Fig. 1 is a configuration diagram showing a fully automatic washing machine according to an embodiment of the present invention, Fig. 2 is a detailed view of the turbidity detector and measuring section, Fig. 3 is a control flow chart of the above, and Fig. 4 is a diagram showing other parts. FIG. 5 is a block diagram showing another different embodiment, and FIG. 6 is a control flowchart of the same embodiment. 1: water tank, 6: turbidity detector, 6A: light emitting element,
6B: Light receiving element, 17: Auxiliary water supply valve, 23: Measuring section, 23A, 23B: Detection window, 25, 26: Auxiliary water supply pipe.

Claims (1)

[Scope of Claims] 1 A dehydration tank 3 is provided in the water tank 1, and a pulsator 4 is provided in the dehydration tank 3, with conduction paths 5 and 7 communicating with the water tank 1 and through which cleaning liquid flows inside.
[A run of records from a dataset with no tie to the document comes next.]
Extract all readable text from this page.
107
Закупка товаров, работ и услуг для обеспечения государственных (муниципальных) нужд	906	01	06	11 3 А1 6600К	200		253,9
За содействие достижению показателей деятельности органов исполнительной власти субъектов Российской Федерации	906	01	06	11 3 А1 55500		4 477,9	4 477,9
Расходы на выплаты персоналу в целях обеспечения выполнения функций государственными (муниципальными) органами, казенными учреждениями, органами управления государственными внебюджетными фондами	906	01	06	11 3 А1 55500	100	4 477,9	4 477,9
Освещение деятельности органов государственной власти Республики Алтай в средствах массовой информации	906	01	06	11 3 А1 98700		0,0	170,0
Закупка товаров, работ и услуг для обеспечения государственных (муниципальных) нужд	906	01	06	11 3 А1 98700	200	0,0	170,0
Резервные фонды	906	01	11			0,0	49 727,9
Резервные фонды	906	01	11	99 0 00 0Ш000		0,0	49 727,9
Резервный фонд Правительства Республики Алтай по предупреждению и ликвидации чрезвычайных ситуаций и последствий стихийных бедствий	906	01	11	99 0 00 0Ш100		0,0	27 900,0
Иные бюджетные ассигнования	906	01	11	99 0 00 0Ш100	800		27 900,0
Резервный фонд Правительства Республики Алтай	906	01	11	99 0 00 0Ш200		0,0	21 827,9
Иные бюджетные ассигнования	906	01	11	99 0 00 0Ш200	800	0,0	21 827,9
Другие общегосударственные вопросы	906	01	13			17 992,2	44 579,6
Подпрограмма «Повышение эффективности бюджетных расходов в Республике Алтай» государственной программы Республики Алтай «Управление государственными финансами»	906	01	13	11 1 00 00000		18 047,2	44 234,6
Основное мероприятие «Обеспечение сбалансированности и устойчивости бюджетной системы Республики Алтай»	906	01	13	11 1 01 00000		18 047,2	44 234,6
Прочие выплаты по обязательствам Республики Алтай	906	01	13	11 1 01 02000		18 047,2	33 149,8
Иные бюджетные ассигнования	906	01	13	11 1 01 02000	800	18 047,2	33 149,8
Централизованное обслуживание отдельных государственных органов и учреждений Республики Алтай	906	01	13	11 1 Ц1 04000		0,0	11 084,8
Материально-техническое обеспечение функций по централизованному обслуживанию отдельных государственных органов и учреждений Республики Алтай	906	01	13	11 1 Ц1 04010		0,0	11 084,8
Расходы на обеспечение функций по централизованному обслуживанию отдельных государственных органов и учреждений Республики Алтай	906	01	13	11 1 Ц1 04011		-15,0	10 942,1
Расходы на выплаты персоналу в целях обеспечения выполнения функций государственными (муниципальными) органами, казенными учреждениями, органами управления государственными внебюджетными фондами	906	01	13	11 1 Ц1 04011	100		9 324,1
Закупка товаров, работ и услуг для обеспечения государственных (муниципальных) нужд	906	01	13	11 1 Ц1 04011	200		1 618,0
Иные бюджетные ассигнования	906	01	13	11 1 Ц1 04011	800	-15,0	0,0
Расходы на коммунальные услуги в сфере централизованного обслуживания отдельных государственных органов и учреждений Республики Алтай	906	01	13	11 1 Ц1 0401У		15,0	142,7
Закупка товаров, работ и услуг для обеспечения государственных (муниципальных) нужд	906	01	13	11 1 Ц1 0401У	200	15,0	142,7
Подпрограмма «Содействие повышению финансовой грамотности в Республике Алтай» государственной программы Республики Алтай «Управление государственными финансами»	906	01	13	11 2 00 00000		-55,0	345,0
A turbidity detector 6 is provided at the bottom of the water tank 1 and detects the turbidity of the cleaning liquid flowing through the conduction path 7, and a turbidity detector 6 is provided between the water tank 1 and the dehydration tank 3. Water supply channel 20 that supplies fresh water to passage 7
A fully automatic washing machine characterized by being provided with a water supply valve 17 for opening and closing the water supply channel 20, and a water supply valve control means for opening the water supply valve 17 after the middle stage of the dewatering process.